Krankenhaus: Hier fallen mir die Stationsbesuche ein. Alle Jahre wieder ziehen Chöre, Posaunen, Flöten durch das Gelände und bringen das Weihnachtsevangelium auf die Stationen: in die Forensik, in die Depression, in die Alterspsychiatrie, zu den Kindern und Jugendlichen. Stets von Neuem herausfordernd. Mit ständigem Abbau floskelhafter Sprache. Es ging immer darum, die Botschaft interkulturell einzubetten in die Realität seelisch verletzter Menschen, ohne Pathos zu versprühen. Für die Kinder- und Jugendpsychiatrie ist die Weihnachtszeit traditionell hoch belastet. Wir haben versucht, in der Kirche mit einer kleinen Feier und Schulchor der Krankenhausschule zu einer freundlichen Stimmung beizutragen.
Ein Arzt hat das Weihnachtsgeschehen im Krankhaus einmal als „Infantilisierung“ bezeichnet. Wo Menschen klein gemacht werden, wo sie regredieren oder ihre Probleme weiterdelegieren, ist in der Tat etwas fehlgelaufen an der Verkündigung. Die Urbotschaft ist die des Friedens und des Wohlgefallens, das hat mit Infantilisierung nichts zu tun. Im Gegenteil: trotz Gefährdung initiiert die Botschaft eine Atmosphäre des Vertrauens, die sich hilfreich auf die Kräfte der Heilung auswirkt. Sie wirkt sie Kultur schaffend, im Kleinen wie im Großen.
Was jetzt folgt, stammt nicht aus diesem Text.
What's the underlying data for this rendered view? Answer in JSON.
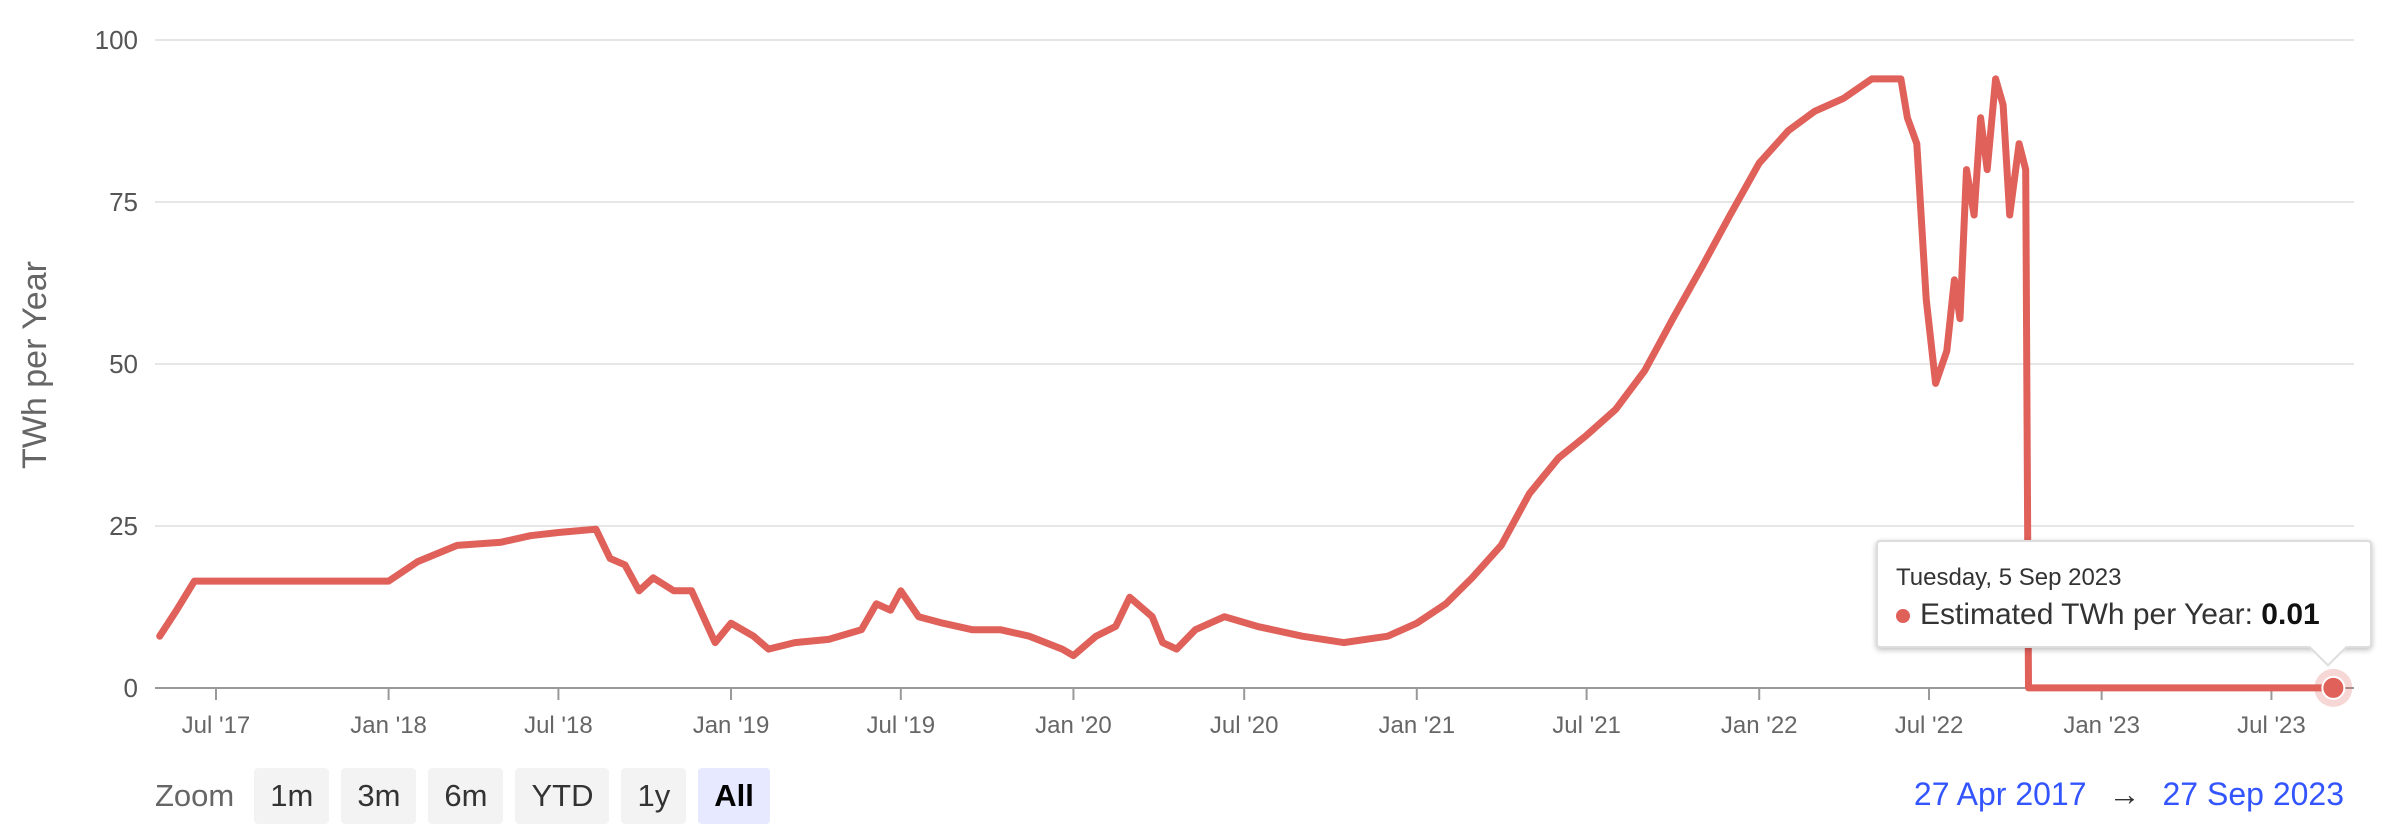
{
  "chart_data": {
    "type": "line",
    "ylabel": "TWh per Year",
    "xlabel": "",
    "ylim": [
      0,
      100
    ],
    "yticks": [
      0,
      25,
      50,
      75,
      100
    ],
    "xlim": [
      "2017-04-27",
      "2023-09-27"
    ],
    "xticks": [
      {
        "date": "2017-07-01",
        "label": "Jul '17"
      },
      {
        "date": "2018-01-01",
        "label": "Jan '18"
      },
      {
        "date": "2018-07-01",
        "label": "Jul '18"
      },
      {
        "date": "2019-01-01",
        "label": "Jan '19"
      },
      {
        "date": "2019-07-01",
        "label": "Jul '19"
      },
      {
        "date": "2020-01-01",
        "label": "Jan '20"
      },
      {
        "date": "2020-07-01",
        "label": "Jul '20"
      },
      {
        "date": "2021-01-01",
        "label": "Jan '21"
      },
      {
        "date": "2021-07-01",
        "label": "Jul '21"
      },
      {
        "date": "2022-01-01",
        "label": "Jan '22"
      },
      {
        "date": "2022-07-01",
        "label": "Jul '22"
      },
      {
        "date": "2023-01-01",
        "label": "Jan '23"
      },
      {
        "date": "2023-07-01",
        "label": "Jul '23"
      }
    ],
    "grid": true,
    "series": [
      {
        "name": "Estimated TWh per Year",
        "color": "#e0605a",
        "points": [
          [
            "2017-05-02",
            8
          ],
          [
            "2017-05-20",
            12
          ],
          [
            "2017-06-08",
            16.5
          ],
          [
            "2017-07-15",
            16.5
          ],
          [
            "2017-09-01",
            16.5
          ],
          [
            "2017-11-01",
            16.5
          ],
          [
            "2018-01-01",
            16.5
          ],
          [
            "2018-02-01",
            19.5
          ],
          [
            "2018-03-15",
            22
          ],
          [
            "2018-05-01",
            22.5
          ],
          [
            "2018-06-01",
            23.5
          ],
          [
            "2018-07-01",
            24
          ],
          [
            "2018-08-10",
            24.5
          ],
          [
            "2018-08-25",
            20
          ],
          [
            "2018-09-10",
            19
          ],
          [
            "2018-09-25",
            15
          ],
          [
            "2018-10-10",
            17
          ],
          [
            "2018-11-01",
            15
          ],
          [
            "2018-11-20",
            15
          ],
          [
            "2018-12-15",
            7
          ],
          [
            "2019-01-01",
            10
          ],
          [
            "2019-01-25",
            8
          ],
          [
            "2019-02-10",
            6
          ],
          [
            "2019-03-10",
            7
          ],
          [
            "2019-04-15",
            7.5
          ],
          [
            "2019-05-20",
            9
          ],
          [
            "2019-06-05",
            13
          ],
          [
            "2019-06-20",
            12
          ],
          [
            "2019-07-01",
            15
          ],
          [
            "2019-07-20",
            11
          ],
          [
            "2019-08-15",
            10
          ],
          [
            "2019-09-15",
            9
          ],
          [
            "2019-10-15",
            9
          ],
          [
            "2019-11-15",
            8
          ],
          [
            "2019-12-20",
            6
          ],
          [
            "2020-01-01",
            5
          ],
          [
            "2020-01-25",
            8
          ],
          [
            "2020-02-15",
            9.5
          ],
          [
            "2020-03-01",
            14
          ],
          [
            "2020-03-25",
            11
          ],
          [
            "2020-04-05",
            7
          ],
          [
            "2020-04-20",
            6
          ],
          [
            "2020-05-10",
            9
          ],
          [
            "2020-06-10",
            11
          ],
          [
            "2020-07-15",
            9.5
          ],
          [
            "2020-09-01",
            8
          ],
          [
            "2020-10-15",
            7
          ],
          [
            "2020-12-01",
            8
          ],
          [
            "2021-01-01",
            10
          ],
          [
            "2021-02-01",
            13
          ],
          [
            "2021-03-01",
            17
          ],
          [
            "2021-04-01",
            22
          ],
          [
            "2021-05-01",
            30
          ],
          [
            "2021-06-01",
            35.5
          ],
          [
            "2021-07-01",
            39
          ],
          [
            "2021-08-01",
            43
          ],
          [
            "2021-09-01",
            49
          ],
          [
            "2021-10-01",
            57
          ],
          [
            "2021-11-01",
            65
          ],
          [
            "2021-12-01",
            73
          ],
          [
            "2022-01-01",
            81
          ],
          [
            "2022-02-01",
            86
          ],
          [
            "2022-03-01",
            89
          ],
          [
            "2022-04-01",
            91
          ],
          [
            "2022-05-01",
            94
          ],
          [
            "2022-06-01",
            94
          ],
          [
            "2022-06-08",
            88
          ],
          [
            "2022-06-18",
            84
          ],
          [
            "2022-06-28",
            60
          ],
          [
            "2022-07-08",
            47
          ],
          [
            "2022-07-20",
            52
          ],
          [
            "2022-07-28",
            63
          ],
          [
            "2022-08-03",
            57
          ],
          [
            "2022-08-10",
            80
          ],
          [
            "2022-08-18",
            73
          ],
          [
            "2022-08-25",
            88
          ],
          [
            "2022-09-01",
            80
          ],
          [
            "2022-09-10",
            94
          ],
          [
            "2022-09-18",
            90
          ],
          [
            "2022-09-25",
            73
          ],
          [
            "2022-10-05",
            84
          ],
          [
            "2022-10-12",
            80
          ],
          [
            "2022-10-15",
            0.01
          ],
          [
            "2022-12-01",
            0.01
          ],
          [
            "2023-03-01",
            0.01
          ],
          [
            "2023-06-01",
            0.01
          ],
          [
            "2023-09-05",
            0.01
          ]
        ]
      }
    ],
    "highlight_point": {
      "date": "2023-09-05",
      "value": 0.01
    }
  },
  "tooltip": {
    "date": "Tuesday, 5 Sep 2023",
    "series_name": "Estimated TWh per Year",
    "separator": ":",
    "value": "0.01"
  },
  "zoom": {
    "label": "Zoom",
    "buttons": [
      "1m",
      "3m",
      "6m",
      "YTD",
      "1y",
      "All"
    ],
    "selected": "All"
  },
  "range": {
    "from": "27 Apr 2017",
    "arrow": "→",
    "to": "27 Sep 2023"
  }
}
Bei dieser kleinen Auswahl persönlicher Erfahrungen ist mir klar geworden, dass die Botschaft von der Menschwerdung Gottes mit den alten Worten aus Lukas 2 die große Konstante ist. Sie lebt davon und entfaltet sich daran, dass sie in unterschiedliche Kontexte sensibel eingebettet werden muss. Nicht verloren gehen darf dabei der Charakter der Feier eines Geheimnisses. Dies sollten wir stehen lassen. Das Geheimnis macht den Zauber der Weihnacht aus. Die alten Worte von der Menschwerdung Gottes haben auf die einzelnen Herzen, Seelen und Körper unterschiedliche Auswirkungen. Wir haben die Kernbotschaft mit reichlich Deko umlagert. Um sie gefälliger zu machen? Ich habe den Eindruck, wir müssten sie befreien, damit der innere Kern und damit auch ihre Kraft sich herauskristallisieren und unbeschwert leuchten kann.